8. Importance de construire des revendications et mobiliser collectivement

Il est important de pointer que les lois sur l’égalité professionnelle n’ont rien de très contraignant puisqu’elles portent sur le fait que l’entreprise se dote d’un accord ou d’un plan d’action, mais aucunement sur les résultats des actions mises en oeuvre par l’entreprise pour aboutir à l’égalité professionnelle (c’est-à-dire sur le fait que l’accord ou le plan d’action soit appliqué et aboutisse réellement à l’égalité professionnelle). De même les sanctions financières, en raison du délai de 6 mois accordé à l’entreprise pour régularisation, sont peu contraignantes, car souvent peu appliquées.

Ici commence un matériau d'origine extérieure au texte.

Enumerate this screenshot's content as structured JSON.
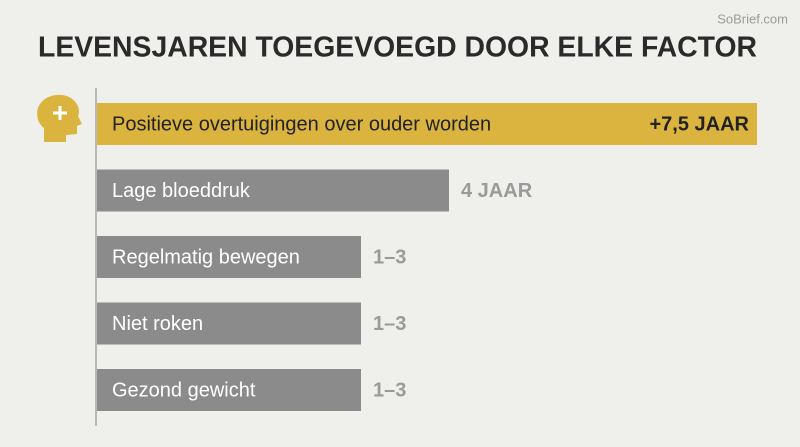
{
  "chart_data": {
    "type": "hbar",
    "title": "LEVENSJAREN TOEGEVOEGD DOOR ELKE FACTOR",
    "watermark": "SoBrief.com",
    "categories": [
      "Positieve overtuigingen over ouder worden",
      "Lage bloeddruk",
      "Regelmatig bewegen",
      "Niet roken",
      "Gezond gewicht"
    ],
    "values": [
      7.5,
      4,
      3,
      3,
      3
    ],
    "value_labels": [
      "+7,5 JAAR",
      "4 JAAR",
      "1–3",
      "1–3",
      "1–3"
    ],
    "colors": [
      "#dbb43f",
      "#8b8b8b",
      "#8b8b8b",
      "#8b8b8b",
      "#8b8b8b"
    ]
  }
}
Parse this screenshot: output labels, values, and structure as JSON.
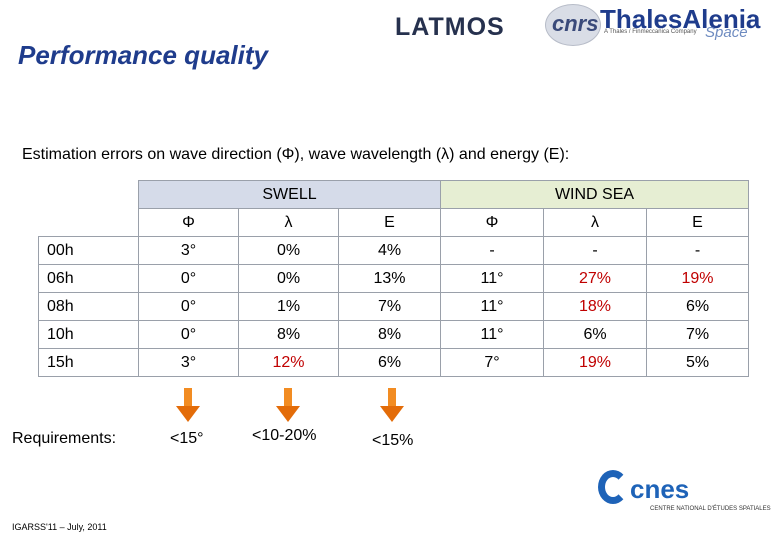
{
  "title": "Performance quality",
  "subtitle": "Estimation errors on wave direction (Φ), wave wavelength (λ) and energy (E):",
  "logos": {
    "latmos": "LATMOS",
    "cnrs": "cnrs",
    "thales": "ThalesAlenia",
    "thales_space": "Space",
    "thales_sub": "A Thales / Finmeccanica Company",
    "cnes": "cnes",
    "cnes_sub": "CENTRE NATIONAL D'ÉTUDES SPATIALES"
  },
  "table": {
    "group_headers": [
      "SWELL",
      "WIND SEA"
    ],
    "col_headers": [
      "Φ",
      "λ",
      "E",
      "Φ",
      "λ",
      "E"
    ],
    "rows": [
      {
        "label": "00h",
        "cells": [
          "3°",
          "0%",
          "4%",
          "-",
          "-",
          "-"
        ]
      },
      {
        "label": "06h",
        "cells": [
          "0°",
          "0%",
          "13%",
          "11°",
          "27%",
          "19%"
        ]
      },
      {
        "label": "08h",
        "cells": [
          "0°",
          "1%",
          "7%",
          "11°",
          "18%",
          "6%"
        ]
      },
      {
        "label": "10h",
        "cells": [
          "0°",
          "8%",
          "8%",
          "11°",
          "6%",
          "7%"
        ]
      },
      {
        "label": "15h",
        "cells": [
          "3°",
          "12%",
          "6%",
          "7°",
          "19%",
          "5%"
        ]
      }
    ]
  },
  "requirements": {
    "label": "Requirements:",
    "values": [
      "<15°",
      "<10-20%",
      "<15%"
    ]
  },
  "footer": "IGARSS'11 – July, 2011",
  "colors": {
    "title": "#1f3c8c",
    "swell_header": "#d5dbe9",
    "windsea_header": "#e6eed3",
    "highlight": "#c00000",
    "arrow": "#e36c09"
  }
}
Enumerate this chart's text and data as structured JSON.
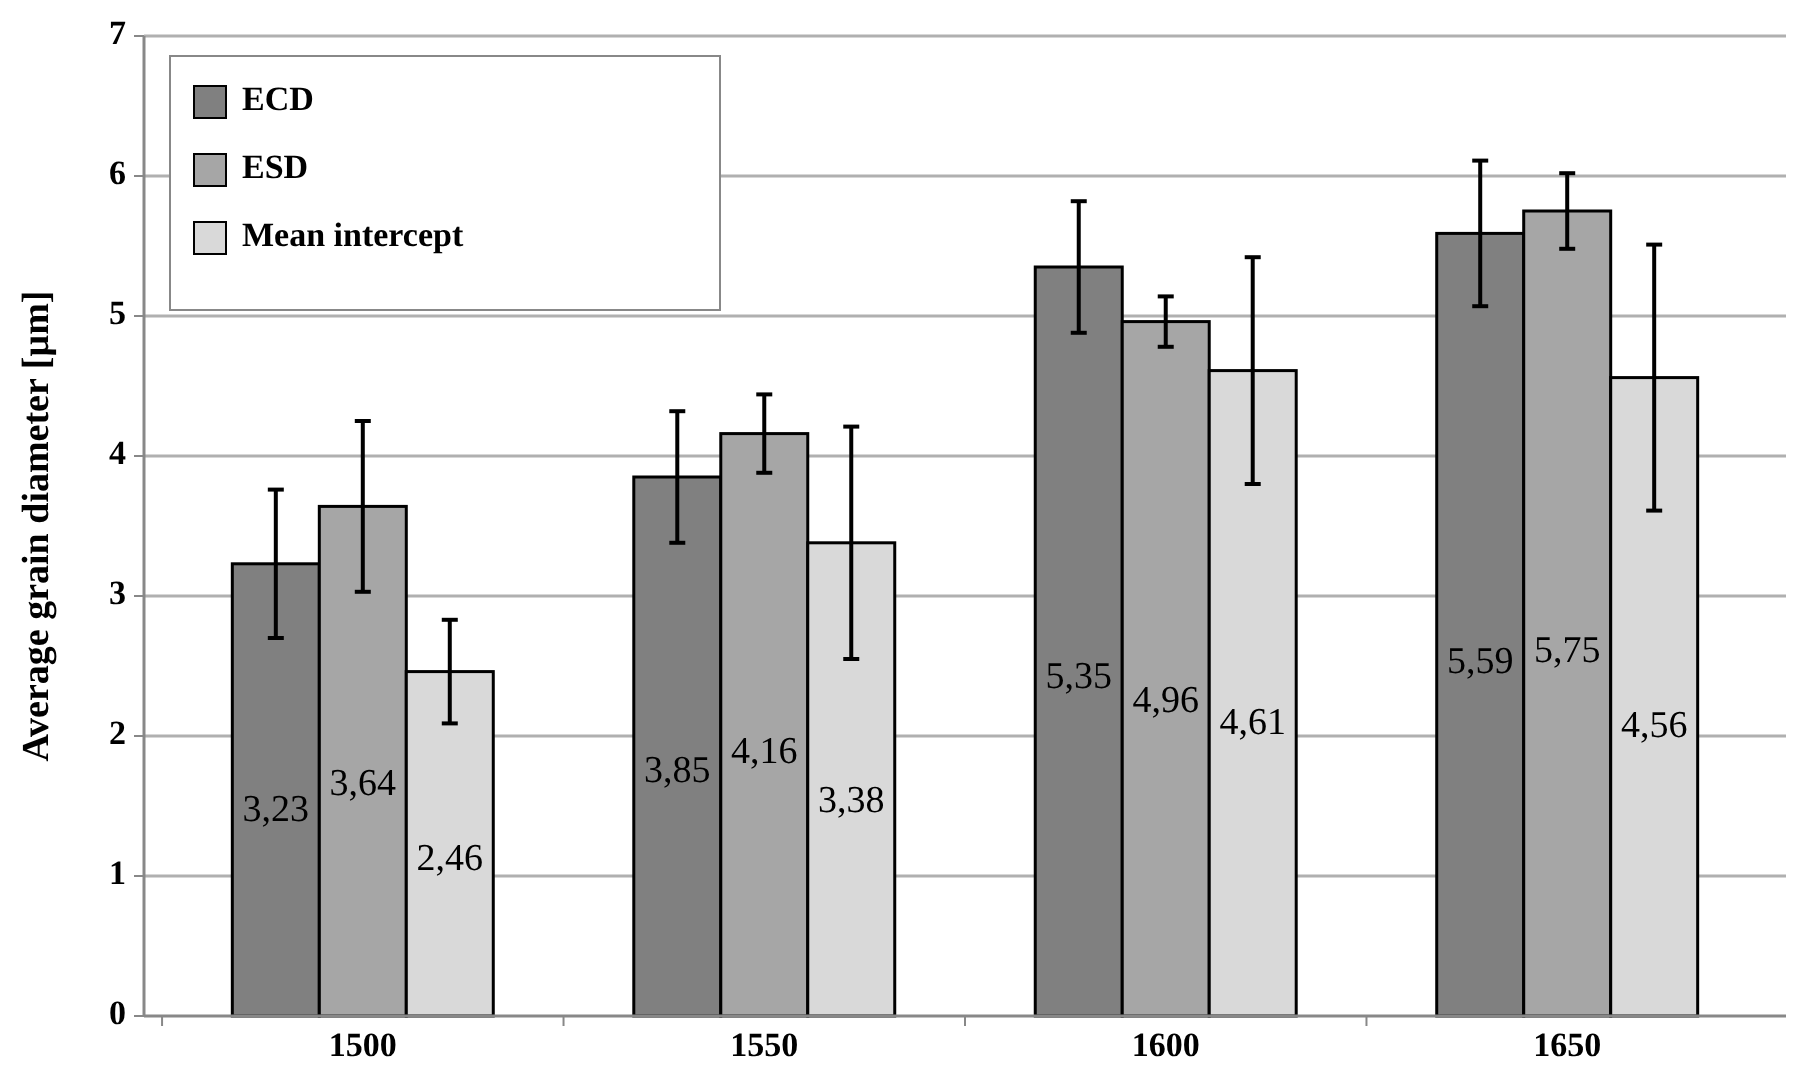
{
  "chart_data": {
    "type": "bar",
    "ylabel": "Average grain diameter [µm]",
    "categories": [
      "1500",
      "1550",
      "1600",
      "1650"
    ],
    "series": [
      {
        "name": "ECD",
        "color": "#808080",
        "values": [
          3.23,
          3.85,
          5.35,
          5.59
        ],
        "value_labels": [
          "3,23",
          "3,85",
          "5,35",
          "5,59"
        ],
        "errors": [
          0.53,
          0.47,
          0.47,
          0.52
        ]
      },
      {
        "name": "ESD",
        "color": "#a6a6a6",
        "values": [
          3.64,
          4.16,
          4.96,
          5.75
        ],
        "value_labels": [
          "3,64",
          "4,16",
          "4,96",
          "5,75"
        ],
        "errors": [
          0.61,
          0.28,
          0.18,
          0.27
        ]
      },
      {
        "name": "Mean intercept",
        "color": "#d9d9d9",
        "values": [
          2.46,
          3.38,
          4.61,
          4.56
        ],
        "value_labels": [
          "2,46",
          "3,38",
          "4,61",
          "4,56"
        ],
        "errors": [
          0.37,
          0.83,
          0.81,
          0.95
        ]
      }
    ],
    "ylim": [
      0,
      7
    ],
    "yticks": [
      0,
      1,
      2,
      3,
      4,
      5,
      6,
      7
    ],
    "grid": "y",
    "legend": "top left"
  }
}
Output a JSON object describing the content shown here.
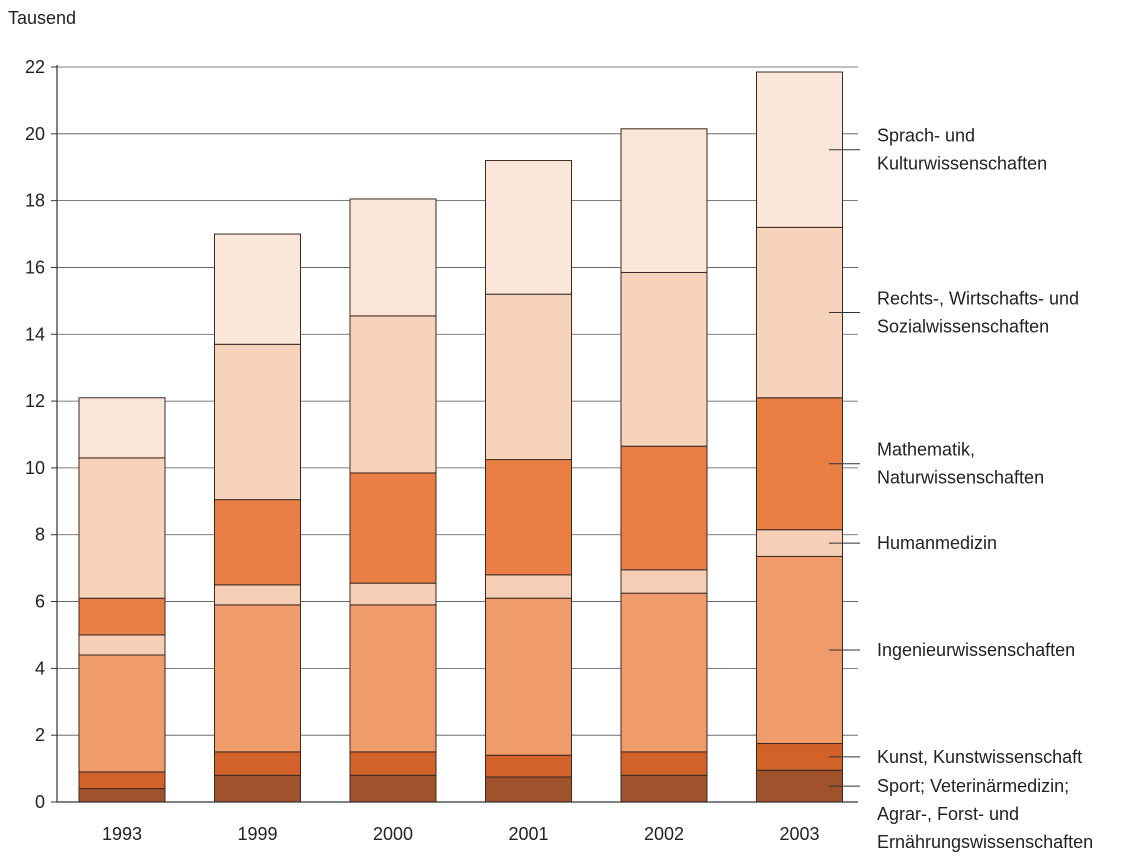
{
  "chart_data": {
    "type": "bar",
    "stacked": true,
    "ylabel": "Tausend",
    "ylim": [
      0,
      22
    ],
    "yticks": [
      0,
      2,
      4,
      6,
      8,
      10,
      12,
      14,
      16,
      18,
      20,
      22
    ],
    "grid": true,
    "legend_position": "right",
    "categories": [
      "1993",
      "1999",
      "2000",
      "2001",
      "2002",
      "2003"
    ],
    "series": [
      {
        "name": "Sport; Veterinärmedizin; Agrar-, Forst- und Ernährungswissenschaften",
        "color": "#a0522d",
        "values": [
          0.4,
          0.8,
          0.8,
          0.75,
          0.8,
          0.95
        ]
      },
      {
        "name": "Kunst, Kunstwissenschaft",
        "color": "#d2622a",
        "values": [
          0.5,
          0.7,
          0.7,
          0.65,
          0.7,
          0.8
        ]
      },
      {
        "name": "Ingenieurwissenschaften",
        "color": "#f09b6a",
        "values": [
          3.5,
          4.4,
          4.4,
          4.7,
          4.75,
          5.6
        ]
      },
      {
        "name": "Humanmedizin",
        "color": "#f7cfb7",
        "values": [
          0.6,
          0.6,
          0.65,
          0.7,
          0.7,
          0.8
        ]
      },
      {
        "name": "Mathematik, Naturwissenschaften",
        "color": "#e97f44",
        "values": [
          1.1,
          2.55,
          3.3,
          3.45,
          3.7,
          3.95
        ]
      },
      {
        "name": "Rechts-, Wirtschafts- und Sozialwissenschaften",
        "color": "#f7d3bc",
        "values": [
          4.2,
          4.65,
          4.7,
          4.95,
          5.2,
          5.1
        ]
      },
      {
        "name": "Sprach- und Kulturwissenschaften",
        "color": "#fae7da",
        "values": [
          1.8,
          3.3,
          3.5,
          4.0,
          4.3,
          4.65
        ]
      }
    ],
    "legend": [
      {
        "lines": [
          "Sport; Veterinärmedizin;",
          "Agrar-, Forst- und",
          "Ernährungswissenschaften"
        ]
      },
      {
        "lines": [
          "Kunst, Kunstwissenschaft"
        ]
      },
      {
        "lines": [
          "Ingenieurwissenschaften"
        ]
      },
      {
        "lines": [
          "Humanmedizin"
        ]
      },
      {
        "lines": [
          "Mathematik,",
          "Naturwissenschaften"
        ]
      },
      {
        "lines": [
          "Rechts-, Wirtschafts- und",
          "Sozialwissenschaften"
        ]
      },
      {
        "lines": [
          "Sprach- und",
          "Kulturwissenschaften"
        ]
      }
    ]
  }
}
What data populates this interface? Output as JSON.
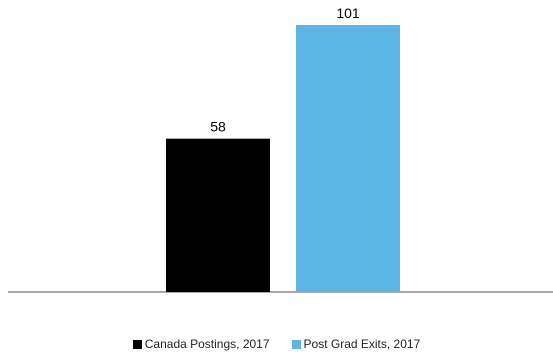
{
  "chart_data": {
    "type": "bar",
    "categories": [
      "Canada Postings, 2017",
      "Post Grad Exits, 2017"
    ],
    "values": [
      58,
      101
    ],
    "colors": [
      "#000000",
      "#5db5e6"
    ],
    "ylim": [
      0,
      101
    ],
    "title": "",
    "xlabel": "",
    "ylabel": "",
    "grid": false,
    "legend_position": "bottom",
    "axis_color": "#8c8c8c"
  }
}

C’est pourquoi l’action syndicale et la mobilisation collective des salarié-es est primordiale. Tous les secteurs sont concernés que les salariées y soient majoritaires ou minoritaires. Il faut partir des difficultés concrètes des femmes salariées, de leur parole. Mobiliser plus largement et construire avec elles et collectivement des revendications sur ces questions.

Il est primordial de déterminer ses priorités, d’en faire un diagnostic précis, et de mettre en place un suivi.